Third, increasing number of cables will also deliver more reliability to communications in Africa. Undersea cables are prone to being damaged by fishermen and earthquakes and take weeks to repair. When SAT-3 broke last summer, it took several countries completely offline for a while, and Nigeria lost 70 percent of its international capacity. Here is a good cable map for Africa (and the world) providing technical information about bandwidth, availability and landing points.

Fourth, Internet will provide better access for Africa to the global market. It can help “unlock” landlocked countries and help them come out of poverty. In his book “The Bottom Billion”, Paul Collier identifies “landlocked with bad neighbors” as one of the main reasons for poverty. Thirty eight percent of the people living in the bottom-billion societies are living in landlocked countries. While Internet cables are mainly connecting coastal countries, those cables will also connect land-locked countries in East and Southern Africa. This should provide a unique opportunity for those countries to “unlock” themselves and get access to the global market.

While in the past the West coast of Africa was mainly targeted by those cables to connect Africa with North America and Europe, there has been an increasing tendency in recent years to expand submarine cable in the Pacific Ocean on the East coast in part a response to the emerging significance of Asian markets in the global economy and to major investments in Africa by China and India.

But challenges are remaining.

One challenge is what telco companies call "the last mile", that is to bring Internet to the people's homes or to the businesses. This requires the fiber cables necessary to carry the signal from the shores inland which still requires significant investments. Some countries are moving faster than others.
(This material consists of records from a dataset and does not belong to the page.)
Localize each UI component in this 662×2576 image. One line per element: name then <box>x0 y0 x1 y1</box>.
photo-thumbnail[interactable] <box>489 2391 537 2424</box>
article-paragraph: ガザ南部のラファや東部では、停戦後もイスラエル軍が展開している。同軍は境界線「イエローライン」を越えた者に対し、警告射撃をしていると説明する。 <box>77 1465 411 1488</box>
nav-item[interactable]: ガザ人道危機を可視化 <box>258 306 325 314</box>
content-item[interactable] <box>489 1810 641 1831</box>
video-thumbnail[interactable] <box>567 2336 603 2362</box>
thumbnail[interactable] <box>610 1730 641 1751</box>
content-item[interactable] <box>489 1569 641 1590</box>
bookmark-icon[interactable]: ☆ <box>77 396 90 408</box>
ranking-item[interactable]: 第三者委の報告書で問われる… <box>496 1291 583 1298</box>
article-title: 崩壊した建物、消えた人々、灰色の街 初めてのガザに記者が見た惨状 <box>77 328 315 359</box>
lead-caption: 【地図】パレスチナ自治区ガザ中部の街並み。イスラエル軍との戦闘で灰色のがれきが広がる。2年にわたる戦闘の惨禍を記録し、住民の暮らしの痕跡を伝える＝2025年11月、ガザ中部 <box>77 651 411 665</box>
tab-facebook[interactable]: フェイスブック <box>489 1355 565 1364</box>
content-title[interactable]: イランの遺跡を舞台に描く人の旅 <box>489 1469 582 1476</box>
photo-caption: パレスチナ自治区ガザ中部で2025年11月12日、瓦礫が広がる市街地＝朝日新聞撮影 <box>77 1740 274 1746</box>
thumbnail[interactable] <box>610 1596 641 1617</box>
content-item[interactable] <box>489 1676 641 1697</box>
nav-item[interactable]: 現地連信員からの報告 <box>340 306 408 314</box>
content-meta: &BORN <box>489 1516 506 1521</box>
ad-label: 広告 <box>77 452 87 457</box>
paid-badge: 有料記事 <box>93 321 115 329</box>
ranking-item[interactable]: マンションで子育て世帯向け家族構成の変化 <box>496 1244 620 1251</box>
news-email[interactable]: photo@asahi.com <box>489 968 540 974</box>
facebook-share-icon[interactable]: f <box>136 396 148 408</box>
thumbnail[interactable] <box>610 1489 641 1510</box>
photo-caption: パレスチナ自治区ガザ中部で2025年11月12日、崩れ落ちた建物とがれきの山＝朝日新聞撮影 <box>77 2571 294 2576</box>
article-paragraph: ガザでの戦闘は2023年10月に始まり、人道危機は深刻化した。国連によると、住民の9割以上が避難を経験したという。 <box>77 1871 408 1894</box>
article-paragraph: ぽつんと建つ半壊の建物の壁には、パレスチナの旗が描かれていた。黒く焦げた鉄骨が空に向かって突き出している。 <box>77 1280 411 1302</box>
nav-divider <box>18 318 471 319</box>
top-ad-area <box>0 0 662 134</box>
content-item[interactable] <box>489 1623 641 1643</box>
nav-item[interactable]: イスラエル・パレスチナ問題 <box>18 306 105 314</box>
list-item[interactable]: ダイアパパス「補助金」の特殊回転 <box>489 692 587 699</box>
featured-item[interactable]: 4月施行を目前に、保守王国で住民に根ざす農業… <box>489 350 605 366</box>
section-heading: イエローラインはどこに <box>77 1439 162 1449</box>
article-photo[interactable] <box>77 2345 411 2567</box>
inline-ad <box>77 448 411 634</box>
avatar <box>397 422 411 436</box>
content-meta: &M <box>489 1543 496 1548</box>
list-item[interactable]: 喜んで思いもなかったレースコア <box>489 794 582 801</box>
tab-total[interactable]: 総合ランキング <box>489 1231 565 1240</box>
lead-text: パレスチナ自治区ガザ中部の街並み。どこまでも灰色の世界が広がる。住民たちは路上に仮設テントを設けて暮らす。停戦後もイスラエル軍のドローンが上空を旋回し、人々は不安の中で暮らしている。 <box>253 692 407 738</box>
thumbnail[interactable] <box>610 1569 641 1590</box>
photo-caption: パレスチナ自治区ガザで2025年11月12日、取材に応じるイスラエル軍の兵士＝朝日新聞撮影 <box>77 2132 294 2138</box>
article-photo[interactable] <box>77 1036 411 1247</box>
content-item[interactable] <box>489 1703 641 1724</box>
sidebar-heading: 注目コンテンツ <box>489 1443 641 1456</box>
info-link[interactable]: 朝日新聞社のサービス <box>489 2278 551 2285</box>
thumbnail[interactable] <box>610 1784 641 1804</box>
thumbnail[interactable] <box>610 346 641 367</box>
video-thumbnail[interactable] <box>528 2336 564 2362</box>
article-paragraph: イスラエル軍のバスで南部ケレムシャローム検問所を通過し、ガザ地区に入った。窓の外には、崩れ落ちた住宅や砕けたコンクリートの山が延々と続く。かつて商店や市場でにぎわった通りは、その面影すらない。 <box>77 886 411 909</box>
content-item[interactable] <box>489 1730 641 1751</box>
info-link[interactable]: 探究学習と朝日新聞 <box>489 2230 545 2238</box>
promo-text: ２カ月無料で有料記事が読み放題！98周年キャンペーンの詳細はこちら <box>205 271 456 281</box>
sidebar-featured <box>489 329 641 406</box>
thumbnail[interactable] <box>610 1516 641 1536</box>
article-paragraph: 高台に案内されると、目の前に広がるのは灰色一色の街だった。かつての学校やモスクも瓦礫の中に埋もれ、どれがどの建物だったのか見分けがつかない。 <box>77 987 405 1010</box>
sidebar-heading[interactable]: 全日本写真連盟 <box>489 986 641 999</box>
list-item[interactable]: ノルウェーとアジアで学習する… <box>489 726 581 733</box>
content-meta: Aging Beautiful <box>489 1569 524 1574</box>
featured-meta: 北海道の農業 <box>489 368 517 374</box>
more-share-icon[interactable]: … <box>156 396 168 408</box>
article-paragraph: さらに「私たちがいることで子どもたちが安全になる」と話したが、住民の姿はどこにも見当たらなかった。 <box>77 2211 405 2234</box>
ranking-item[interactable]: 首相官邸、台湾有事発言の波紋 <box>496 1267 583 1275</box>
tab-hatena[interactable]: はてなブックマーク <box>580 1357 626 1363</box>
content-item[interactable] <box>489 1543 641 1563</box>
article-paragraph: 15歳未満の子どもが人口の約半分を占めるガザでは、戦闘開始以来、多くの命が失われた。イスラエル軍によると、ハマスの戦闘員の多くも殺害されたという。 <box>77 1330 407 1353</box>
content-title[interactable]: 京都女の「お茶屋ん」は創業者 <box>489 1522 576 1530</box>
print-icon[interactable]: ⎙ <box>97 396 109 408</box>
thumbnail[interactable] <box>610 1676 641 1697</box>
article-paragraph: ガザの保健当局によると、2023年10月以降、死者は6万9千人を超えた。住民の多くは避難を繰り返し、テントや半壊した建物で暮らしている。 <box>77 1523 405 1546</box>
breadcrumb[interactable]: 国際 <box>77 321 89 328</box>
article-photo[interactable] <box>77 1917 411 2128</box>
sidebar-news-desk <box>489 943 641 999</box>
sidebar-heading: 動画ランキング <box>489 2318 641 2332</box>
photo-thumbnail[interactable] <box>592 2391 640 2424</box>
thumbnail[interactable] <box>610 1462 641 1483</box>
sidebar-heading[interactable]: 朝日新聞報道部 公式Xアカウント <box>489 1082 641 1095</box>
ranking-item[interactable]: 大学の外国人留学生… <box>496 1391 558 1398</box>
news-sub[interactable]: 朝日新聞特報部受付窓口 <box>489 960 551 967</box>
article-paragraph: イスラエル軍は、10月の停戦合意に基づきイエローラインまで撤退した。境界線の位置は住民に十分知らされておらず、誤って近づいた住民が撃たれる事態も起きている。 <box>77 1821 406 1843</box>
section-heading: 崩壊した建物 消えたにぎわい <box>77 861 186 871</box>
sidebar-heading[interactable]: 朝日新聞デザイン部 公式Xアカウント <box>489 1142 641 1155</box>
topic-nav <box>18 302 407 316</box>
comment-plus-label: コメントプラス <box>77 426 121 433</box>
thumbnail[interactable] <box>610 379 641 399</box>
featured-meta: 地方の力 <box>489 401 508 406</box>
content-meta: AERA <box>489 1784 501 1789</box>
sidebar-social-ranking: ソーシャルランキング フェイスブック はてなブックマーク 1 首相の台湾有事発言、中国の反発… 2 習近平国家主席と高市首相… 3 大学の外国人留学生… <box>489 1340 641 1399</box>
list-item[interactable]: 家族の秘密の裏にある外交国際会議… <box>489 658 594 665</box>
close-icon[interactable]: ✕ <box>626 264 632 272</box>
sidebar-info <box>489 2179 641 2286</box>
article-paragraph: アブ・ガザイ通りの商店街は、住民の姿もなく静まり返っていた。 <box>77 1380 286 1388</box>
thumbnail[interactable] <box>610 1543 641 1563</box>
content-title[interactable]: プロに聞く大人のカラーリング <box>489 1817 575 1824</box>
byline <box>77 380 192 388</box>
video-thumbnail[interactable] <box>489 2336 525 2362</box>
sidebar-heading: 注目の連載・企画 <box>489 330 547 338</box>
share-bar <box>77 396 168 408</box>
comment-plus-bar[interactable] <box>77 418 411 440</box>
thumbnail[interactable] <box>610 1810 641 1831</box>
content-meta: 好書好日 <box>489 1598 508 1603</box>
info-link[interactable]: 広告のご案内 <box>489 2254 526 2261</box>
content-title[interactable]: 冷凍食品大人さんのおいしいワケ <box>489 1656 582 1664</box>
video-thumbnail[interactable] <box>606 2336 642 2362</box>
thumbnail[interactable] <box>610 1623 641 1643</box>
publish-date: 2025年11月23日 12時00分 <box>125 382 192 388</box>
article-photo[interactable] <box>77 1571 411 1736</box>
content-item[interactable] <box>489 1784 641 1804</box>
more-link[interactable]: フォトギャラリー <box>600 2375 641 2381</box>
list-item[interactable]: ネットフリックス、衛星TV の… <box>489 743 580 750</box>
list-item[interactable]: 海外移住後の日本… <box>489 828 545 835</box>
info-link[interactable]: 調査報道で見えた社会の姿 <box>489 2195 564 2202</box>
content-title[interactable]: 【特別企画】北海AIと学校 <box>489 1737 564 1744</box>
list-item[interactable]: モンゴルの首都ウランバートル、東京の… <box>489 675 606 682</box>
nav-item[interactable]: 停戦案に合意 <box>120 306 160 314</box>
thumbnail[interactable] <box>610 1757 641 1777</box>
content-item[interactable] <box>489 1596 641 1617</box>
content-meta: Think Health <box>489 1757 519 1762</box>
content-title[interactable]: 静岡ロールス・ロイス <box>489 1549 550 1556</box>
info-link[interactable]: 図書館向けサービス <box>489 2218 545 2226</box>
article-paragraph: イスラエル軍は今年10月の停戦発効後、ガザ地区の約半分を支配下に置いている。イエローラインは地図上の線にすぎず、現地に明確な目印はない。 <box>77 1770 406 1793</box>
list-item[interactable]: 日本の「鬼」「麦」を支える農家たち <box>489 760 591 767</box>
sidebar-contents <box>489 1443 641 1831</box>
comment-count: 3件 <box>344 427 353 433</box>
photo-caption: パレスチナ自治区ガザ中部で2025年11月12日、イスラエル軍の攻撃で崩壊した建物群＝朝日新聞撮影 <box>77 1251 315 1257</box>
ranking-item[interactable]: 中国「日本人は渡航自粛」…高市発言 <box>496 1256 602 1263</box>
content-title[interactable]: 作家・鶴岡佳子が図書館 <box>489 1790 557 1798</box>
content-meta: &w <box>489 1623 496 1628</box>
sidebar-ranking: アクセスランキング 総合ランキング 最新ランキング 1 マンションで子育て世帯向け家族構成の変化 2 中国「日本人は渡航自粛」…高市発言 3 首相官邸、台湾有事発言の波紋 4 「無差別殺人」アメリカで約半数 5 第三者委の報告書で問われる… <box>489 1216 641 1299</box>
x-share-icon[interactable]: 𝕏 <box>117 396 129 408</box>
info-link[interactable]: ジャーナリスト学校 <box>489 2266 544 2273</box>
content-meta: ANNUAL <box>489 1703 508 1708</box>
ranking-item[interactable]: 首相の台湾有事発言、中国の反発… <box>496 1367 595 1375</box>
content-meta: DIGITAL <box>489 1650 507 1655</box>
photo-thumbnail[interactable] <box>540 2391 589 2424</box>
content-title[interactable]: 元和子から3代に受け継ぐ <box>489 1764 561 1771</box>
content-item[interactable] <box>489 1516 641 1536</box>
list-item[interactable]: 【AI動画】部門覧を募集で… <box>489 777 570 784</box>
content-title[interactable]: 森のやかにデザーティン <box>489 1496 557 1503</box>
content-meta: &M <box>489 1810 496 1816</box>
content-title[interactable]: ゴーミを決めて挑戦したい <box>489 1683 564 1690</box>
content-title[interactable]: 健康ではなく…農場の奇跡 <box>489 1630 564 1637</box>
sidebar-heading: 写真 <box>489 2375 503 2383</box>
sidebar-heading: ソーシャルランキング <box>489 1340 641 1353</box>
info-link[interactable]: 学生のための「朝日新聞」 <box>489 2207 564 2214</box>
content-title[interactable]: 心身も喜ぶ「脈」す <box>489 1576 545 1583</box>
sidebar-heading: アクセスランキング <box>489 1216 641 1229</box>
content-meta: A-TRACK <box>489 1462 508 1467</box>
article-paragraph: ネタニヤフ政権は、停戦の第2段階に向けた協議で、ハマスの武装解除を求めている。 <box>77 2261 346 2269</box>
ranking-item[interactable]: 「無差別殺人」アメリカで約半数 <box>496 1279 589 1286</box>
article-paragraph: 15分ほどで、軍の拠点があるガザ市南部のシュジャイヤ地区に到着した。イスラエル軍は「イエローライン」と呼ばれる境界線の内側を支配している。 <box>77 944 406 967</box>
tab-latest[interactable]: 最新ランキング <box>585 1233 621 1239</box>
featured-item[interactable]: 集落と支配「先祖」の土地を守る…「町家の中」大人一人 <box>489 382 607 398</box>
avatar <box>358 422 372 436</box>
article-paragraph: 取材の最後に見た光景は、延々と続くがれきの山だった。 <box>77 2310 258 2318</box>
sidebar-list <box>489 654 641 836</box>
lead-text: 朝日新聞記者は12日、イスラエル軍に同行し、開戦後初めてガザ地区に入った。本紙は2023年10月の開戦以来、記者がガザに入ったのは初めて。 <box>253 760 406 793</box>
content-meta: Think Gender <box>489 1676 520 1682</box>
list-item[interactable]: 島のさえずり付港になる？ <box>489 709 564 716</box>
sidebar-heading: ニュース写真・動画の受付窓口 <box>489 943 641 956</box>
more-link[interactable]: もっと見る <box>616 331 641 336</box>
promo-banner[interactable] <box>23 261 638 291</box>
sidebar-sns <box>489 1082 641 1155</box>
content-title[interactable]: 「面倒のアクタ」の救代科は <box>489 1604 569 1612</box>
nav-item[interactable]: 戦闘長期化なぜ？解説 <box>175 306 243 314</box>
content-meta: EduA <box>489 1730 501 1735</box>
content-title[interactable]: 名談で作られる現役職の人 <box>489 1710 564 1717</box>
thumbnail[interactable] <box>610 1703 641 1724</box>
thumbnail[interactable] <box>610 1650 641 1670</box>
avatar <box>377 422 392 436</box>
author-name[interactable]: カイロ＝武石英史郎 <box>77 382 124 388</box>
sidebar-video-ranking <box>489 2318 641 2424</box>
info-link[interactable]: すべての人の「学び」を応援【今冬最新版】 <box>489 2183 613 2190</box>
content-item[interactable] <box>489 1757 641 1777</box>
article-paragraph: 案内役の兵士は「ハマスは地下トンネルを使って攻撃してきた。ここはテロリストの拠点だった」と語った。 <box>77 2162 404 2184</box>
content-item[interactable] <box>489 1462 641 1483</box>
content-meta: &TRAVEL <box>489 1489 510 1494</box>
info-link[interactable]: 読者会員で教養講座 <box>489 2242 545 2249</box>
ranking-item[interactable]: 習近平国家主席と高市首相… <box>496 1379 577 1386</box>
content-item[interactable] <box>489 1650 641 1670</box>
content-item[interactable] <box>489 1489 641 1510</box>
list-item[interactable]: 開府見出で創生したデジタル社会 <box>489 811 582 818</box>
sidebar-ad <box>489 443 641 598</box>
Rwanda's president Paul Kagame told the International Telecommunication Union (ITU) 2009 Summit in Geneva, Switzerland that over half a billion US dollars has so far been invested in communication infrastructure, 70 percent of which was private investment. Rwanda has deployed fiber optic network to serve the capital Kigali and the major cities across the country.

Another challenge is to provide affordable and easy to use devices to access the Internet content. New emerging technologies that bring Internet access to phones will help the region bypassing the need for a computer (including the need for electricity and access to the network) when connecting to the World Wide Web.

Finally, there is the challenge of the Internet content itself which is mostly irrelevant to local populations, not speaking about the fact that it is in another language. This will require Africa to start creating its own content that can help address local needs. An example of a new technology that makes content more easily accessible to underprivileged people while at the same time giving them the possibility to create their own content is the SpokenWeb developed in India.

It is now up to the African innovators and entrepreneurs to grasp this opportunity.


NB: Some of the information used in this post came from Yahoo News.